Joshua Roman's tone is sweetly precise.
Always on the lookout for novelties, conductor Andrew Sewell turned up a fresh treat with the Concerto Grosso by Vittorio Giannini (1903-1966), an American composer and educator of Italian background. This is a work typical of the neoclassical and back-to-baroque ventures of the mid-20th century, in that it revisits the 18th-century form in which a small ensemble (concertino) opposes a larger one (riplieno). In this case, the work is in three movements -- bustling outer ones and a very probing slow movement -- and is scored for strings. Its concertino consists of a string quartet that the principals of the violin, viola and cello sections play while seated in the orchestra. The music is skillful, interesting and quite pleasurable. It deserves more frequent hearing, and it proved a particularly welcome discovery.
The guest soloist, cellist Joshua Roman, is no stranger to Madison. He appeared previously with the UW Symphony at Mills Hall, where he made a very strong impression in Dvorák's Cello Concerto. His vehicle this time was Haydn's D-major Concerto. This one-time warhorse was long thought of as the Haydn Cello Concerto, until the discovery of the composer's earlier (and much more lively) C-major Concerto.
Roman made it go down easily. He is a very artful musician, tasteful and honest. He has a total command of his instrument, and a tone of notably sweet precision, mellow even in showy passages. He used a movement of a Bach cello suite as a deft encore. Still young, Roman is a versatile artist who should be doing important things for some time.

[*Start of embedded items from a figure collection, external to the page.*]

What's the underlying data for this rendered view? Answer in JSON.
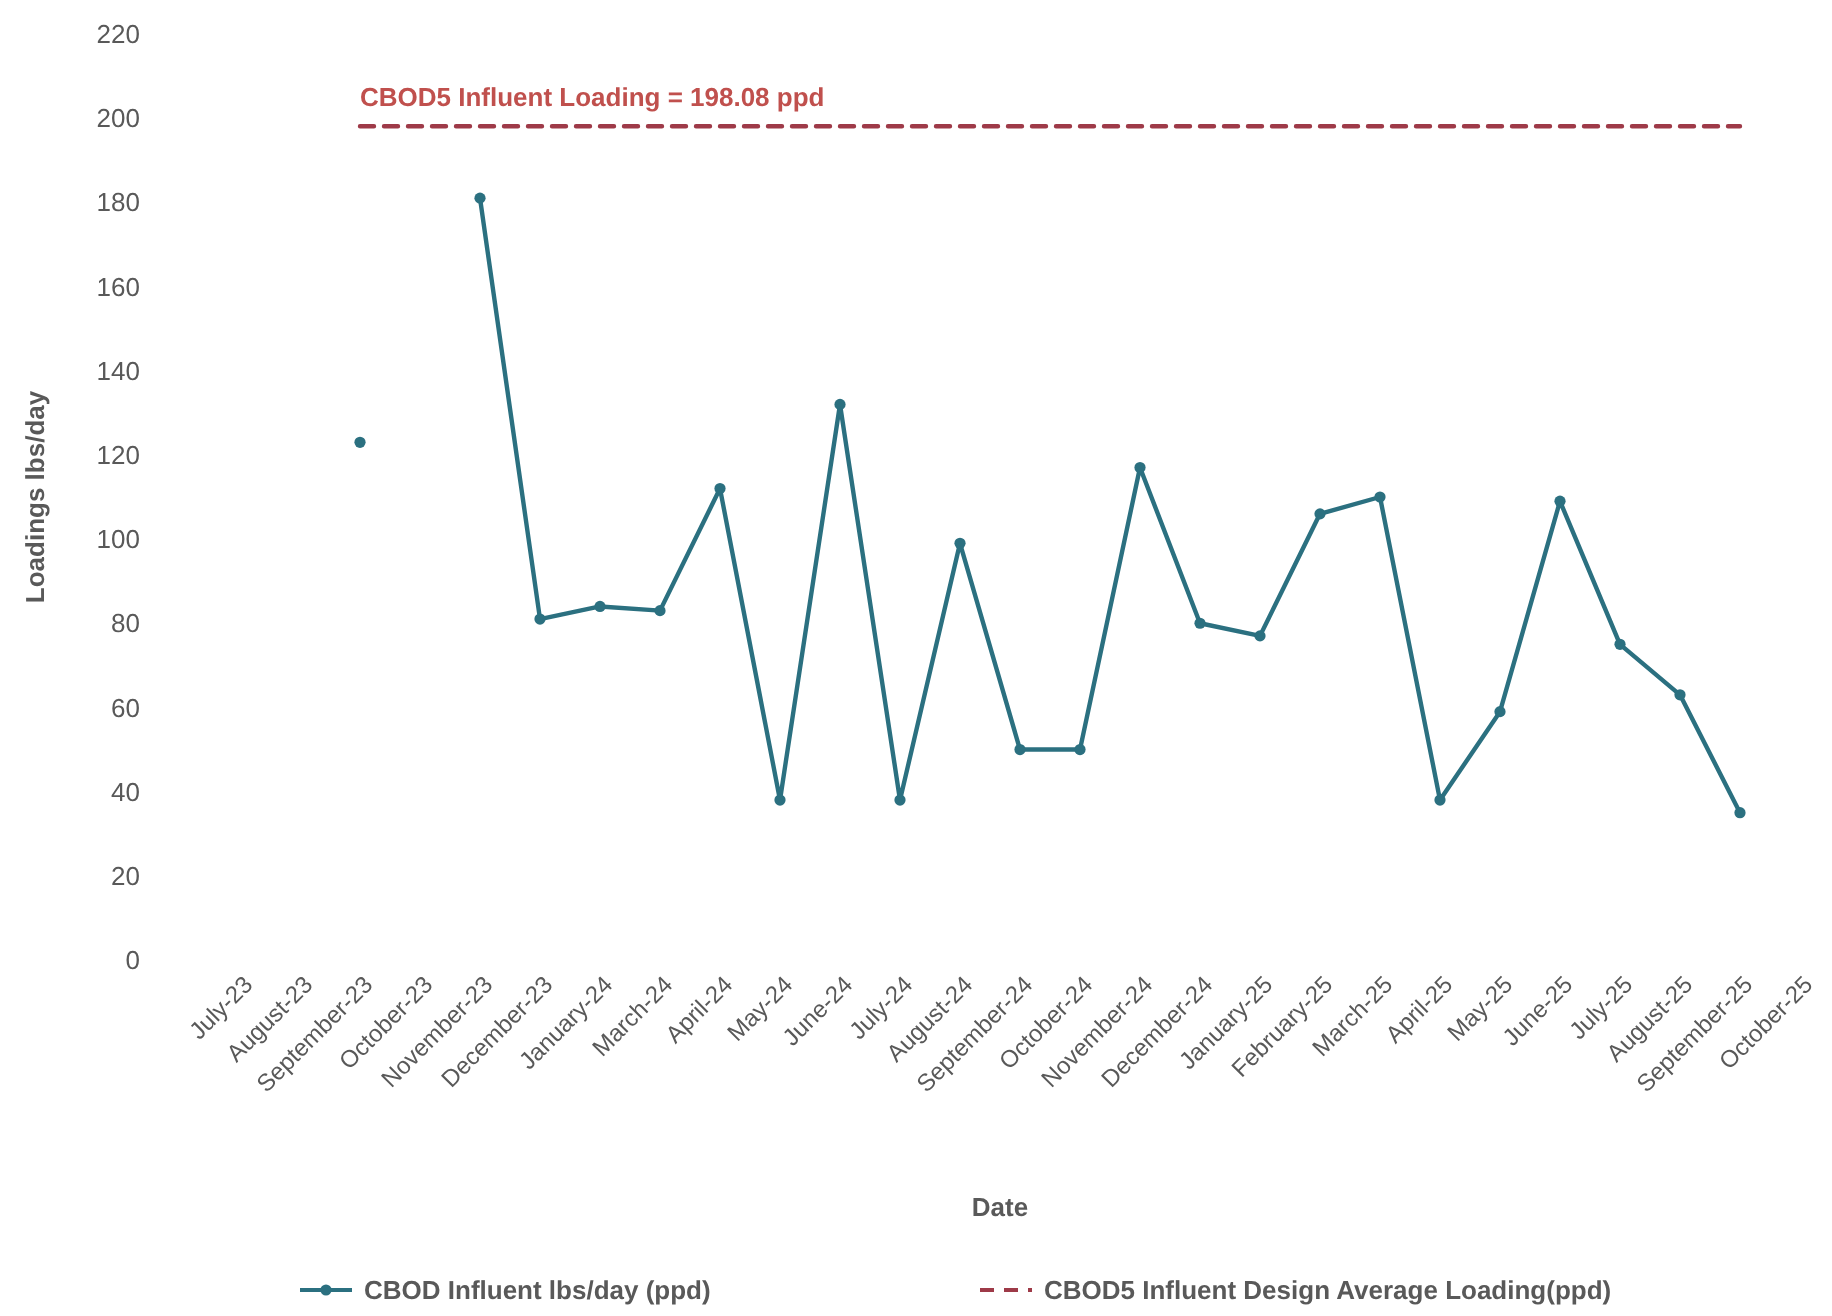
{
  "chart_data": {
    "type": "line",
    "xlabel": "Date",
    "ylabel": "Loadings lbs/day",
    "categories": [
      "July-23",
      "August-23",
      "September-23",
      "October-23",
      "November-23",
      "December-23",
      "January-24",
      "March-24",
      "April-24",
      "May-24",
      "June-24",
      "July-24",
      "August-24",
      "September-24",
      "October-24",
      "November-24",
      "December-24",
      "January-25",
      "February-25",
      "March-25",
      "April-25",
      "May-25",
      "June-25",
      "July-25",
      "August-25",
      "September-25",
      "October-25"
    ],
    "series": [
      {
        "name": "CBOD Influent lbs/day (ppd)",
        "color": "#2b7080",
        "marker": "circle",
        "line_style": "solid",
        "values": [
          null,
          null,
          123,
          null,
          181,
          81,
          84,
          83,
          112,
          38,
          132,
          38,
          99,
          50,
          50,
          117,
          80,
          77,
          106,
          110,
          38,
          59,
          109,
          75,
          63,
          35,
          null
        ]
      },
      {
        "name": "CBOD5 Influent Design Average Loading(ppd)",
        "color": "#9e3a48",
        "marker": "none",
        "line_style": "dashed",
        "values": [
          null,
          null,
          198.08,
          198.08,
          198.08,
          198.08,
          198.08,
          198.08,
          198.08,
          198.08,
          198.08,
          198.08,
          198.08,
          198.08,
          198.08,
          198.08,
          198.08,
          198.08,
          198.08,
          198.08,
          198.08,
          198.08,
          198.08,
          198.08,
          198.08,
          198.08,
          null
        ]
      }
    ],
    "annotations": [
      {
        "text": "CBOD5 Influent Loading = 198.08 ppd",
        "x": "September-23",
        "y": 198.08
      }
    ],
    "ylim": [
      0,
      220
    ],
    "yticks": [
      0,
      20,
      40,
      60,
      80,
      100,
      120,
      140,
      160,
      180,
      200,
      220
    ],
    "grid": false,
    "legend": "bottom"
  }
}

The final work was the last of Mozart's symphonies, the majestic No. 41 in C, K. 551, known as the "Jupiter." This music is just what Sewell handles so well, music in which the classical style can be heard bridging between Mozart's world the coming world of Beethoven. Sewell knows just how to pace and shape the score, and he honored its scope by retaining the often-cut repeats in the first and last movements. The orchestra, notably the winds, responded with confidence and full-throated sonority in a performance fully worthy of the music.
Noticeable this time, too, was the spatial opposition of first and second violins, who sat on different sides of the stage. While effective in the Giannini score, this arrangement paid off mightily in the Mozart, revealing constantly how the second violins have very distinct and important roles of their own.
Let's face it, Madison, we have a really classy orchestra and conductor in Sewell's WCO.